The President of Rwanda said that “waiting to respond to HIV in Africa was a mistake, because the virus was spreading, even though it was treatable”, recalling that a decade and countless lives were lost. He cited the need for more investment in health infrastructure, pointing out that national health systems in Africa depended upon to fight COVID-19 were largely built with HIV funding. “It is difficult to find any family in sub-Saharan Africa today that has not lost someone to HIV/AIDS,” added Rwanda’s representative from the General Assembly Hall. African girls aged 15 to 19 are at particular risk of being infected.

In that context, the President of the Democratic Republic of the Congo, speaking on behalf of the African Group, said HIV/AIDS remains one of the most serious public health threats and a leading cause of death in Africa, a point bolstered by the Health Minister of Mozambique, who said that 2.1 million Mozambicans were living with HIV in 2020, including 130,000 children under age 15. While the country reduced new infections by 25 per cent between 2021 and 2020 — driven by a mix of behavioural, biomedical and structural interventions — more must be done to fill gaps in legal protections and safeguard citizens’ rights. The Deputy President of South Africa meanwhile echoed calls to temporarily loosen intellectual property protections, which would enable local production of medical commodities and encourage technology‑sharing to meet public health objectives.
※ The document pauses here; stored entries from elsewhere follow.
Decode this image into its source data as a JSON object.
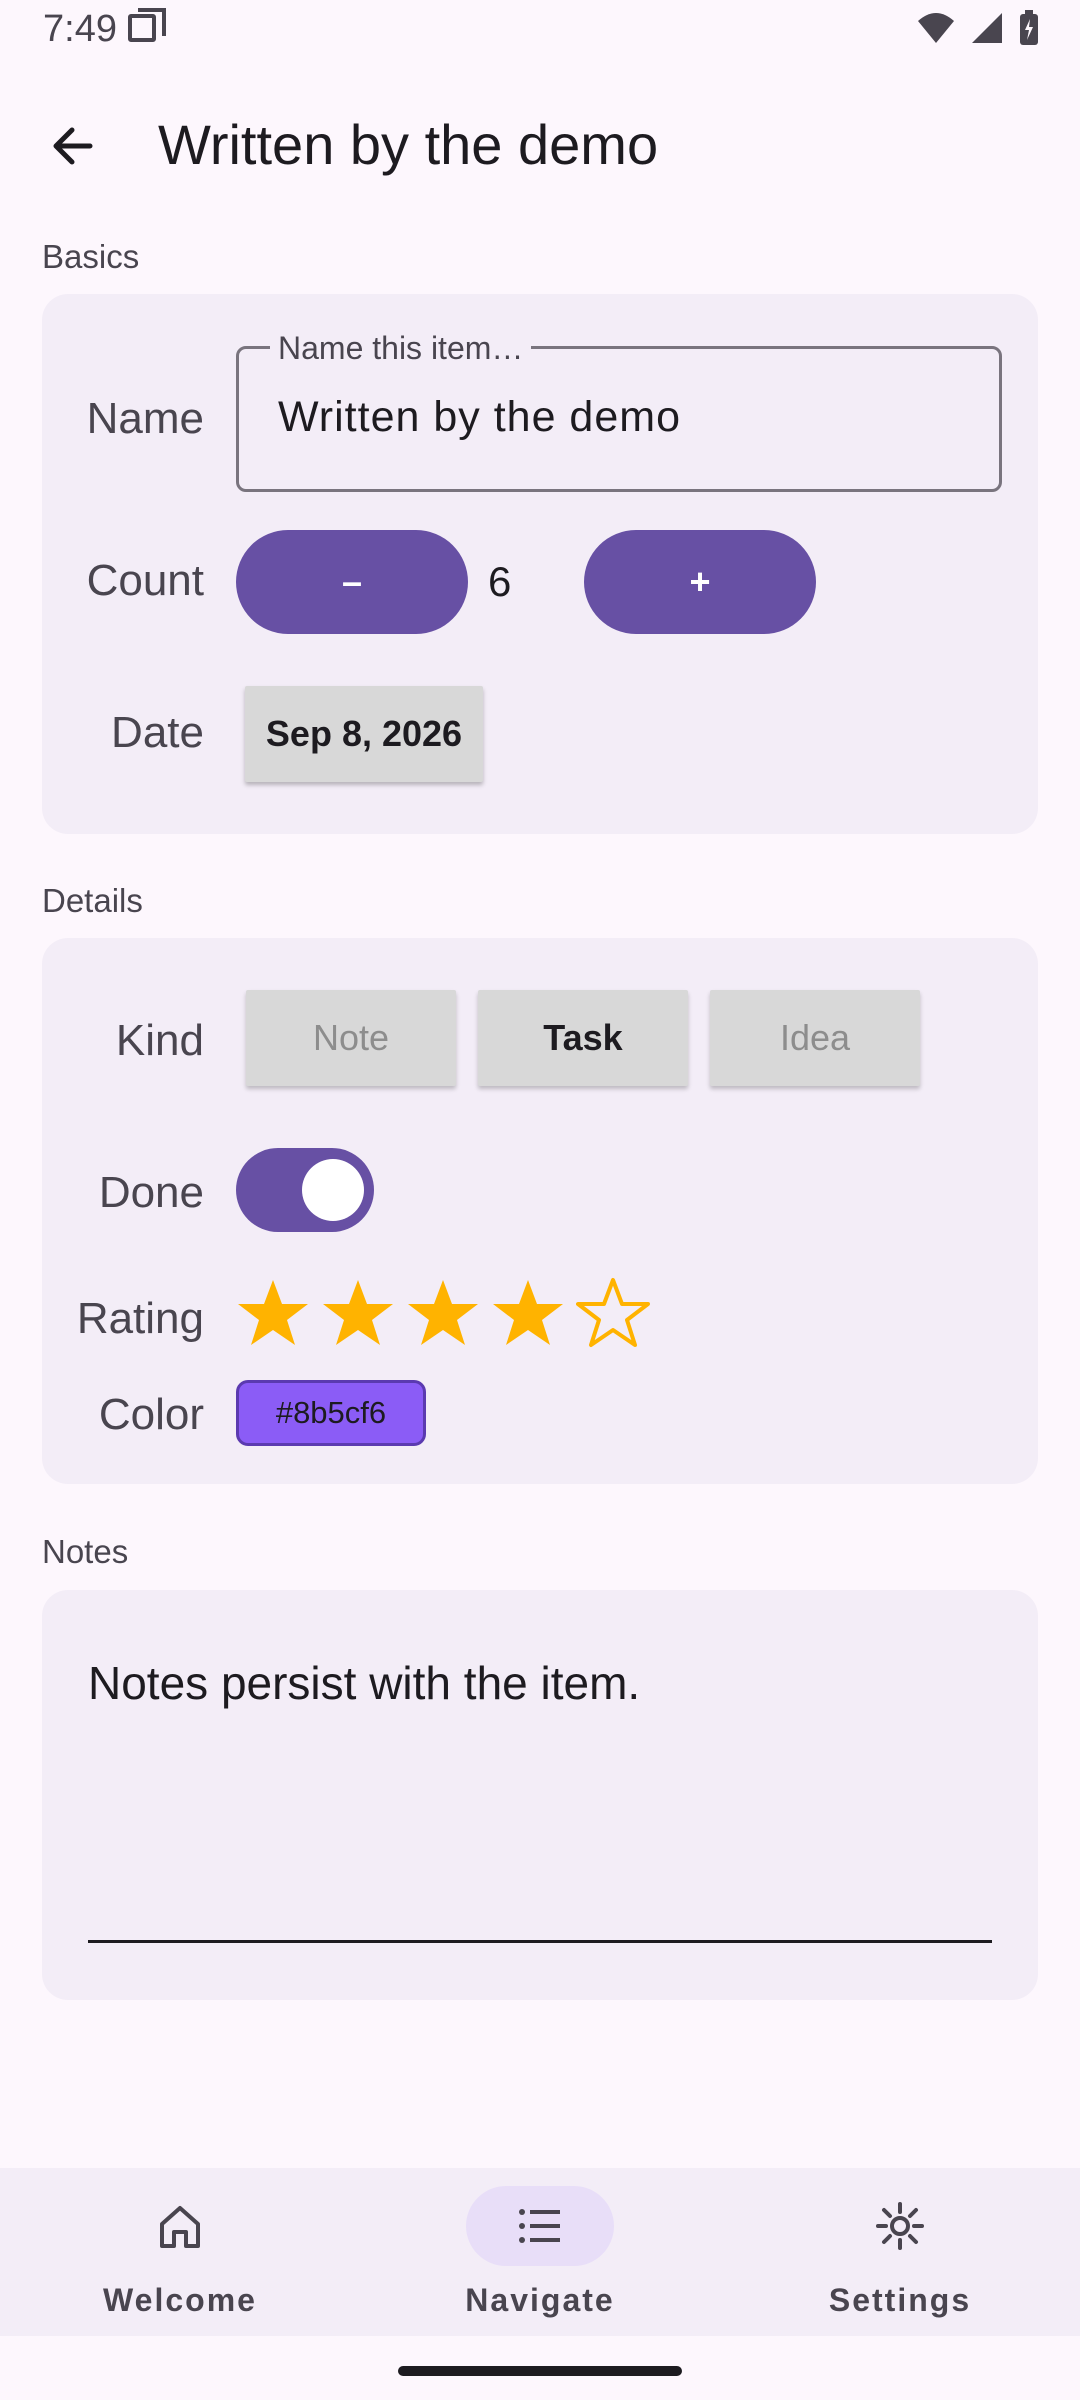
{
  "status_bar": {
    "time": "7:49"
  },
  "app_bar": {
    "title": "Written by the demo"
  },
  "basics": {
    "section_label": "Basics",
    "name_label": "Name",
    "name_legend": "Name this item…",
    "name_value": "Written by the demo",
    "count_label": "Count",
    "minus_label": "–",
    "count_value": "6",
    "plus_label": "+",
    "date_label": "Date",
    "date_value": "Sep 8, 2026"
  },
  "details": {
    "section_label": "Details",
    "kind_label": "Kind",
    "kinds": [
      "Note",
      "Task",
      "Idea"
    ],
    "selected_kind": "Task",
    "done_label": "Done",
    "done_on": true,
    "rating_label": "Rating",
    "rating": 4,
    "rating_max": 5,
    "color_label": "Color",
    "color_value": "#8b5cf6"
  },
  "notes": {
    "section_label": "Notes",
    "text": "Notes persist with the item."
  },
  "bottom_nav": {
    "items": [
      {
        "label": "Welcome",
        "icon": "home-icon"
      },
      {
        "label": "Navigate",
        "icon": "list-icon",
        "active": true
      },
      {
        "label": "Settings",
        "icon": "gear-icon"
      }
    ]
  },
  "colors": {
    "primary": "#6750a4",
    "star": "#ffb300",
    "surface": "#f3edf7",
    "background": "#fdf7fd"
  }
}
A few leaders pointed to actions already under way, with the European Commissioner for International Partnerships of the European Union stressing that “Team Europe” has contributed €2.6 billion to the Global Fund to Fight AIDS, Tuberculosis and Malaria. She expressed support for strengthening health systems pursuant to the Rome Declaration adopted in May at the Global Health Summit.

“If there was ever a time to remotivate ourselves […] that time is now,” Thailand’s Prime Minister agreed. He called for rapidly scaled-up innovations and expanded coverage, delivered through a user-friendly, rights-backed package of services. Canada’s Minister for International Development vowed that her country will continue to stand up for the rights of key populations. “This is the time for the global community to come together to acknowledge and confront the intersecting inequalities, and other reasons behind why pandemics continue to disproportionately affect those with the least power in our societies,” she said.

Also speaking in the general debate were Heads of State and Government and other senior officials from Burkina Faso, United Republic of Tanzania, Seychelles, Liberia, Central African Republic, Zimbabwe, Sierra Leone, Nigeria, Guyana, Niger, Malawi, Botswana, Namibia, South Sudan, Eswatini, Ireland, Serbia, Indonesia (also on behalf of the Association of Southeast Asian Nations (ASEAN)), Spain, Denmark, Switzerland and Luxembourg.

Also speaking in explanation of position were representatives of Australia, Namibia, United States, Portugal (on behalf of the European Union), Canada, Mexico, South Africa, Cameroon, Equatorial Guinea, Morocco, Algeria, Brazil, Canada, United Kingdom, Bahrain (on behalf of the Gulf Cooperation Council), China, Russian Federation, Japan, Iran, Hungary, Guatemala, Iraq, Belarus, Libya, Egypt, Sudan, Malaysia, Israel, Nicaragua, Bangladesh and Syria, as well as observers for the Holy See and the European Union.

The representative of the Russian Federation introduced three amendments during a point of order.

Charlize Theron, eminent person actively engaged in the response to HIV/AIDS, United Nations Messenger of Peace, and Founder of the Charlize Theron Africa Outreach Project, also delivered opening remarks.

The Assembly will reconvene at 4:30 p.m. on Wednesday, 9 June, to continue the general debate of its high-level meeting on HIV/AIDS.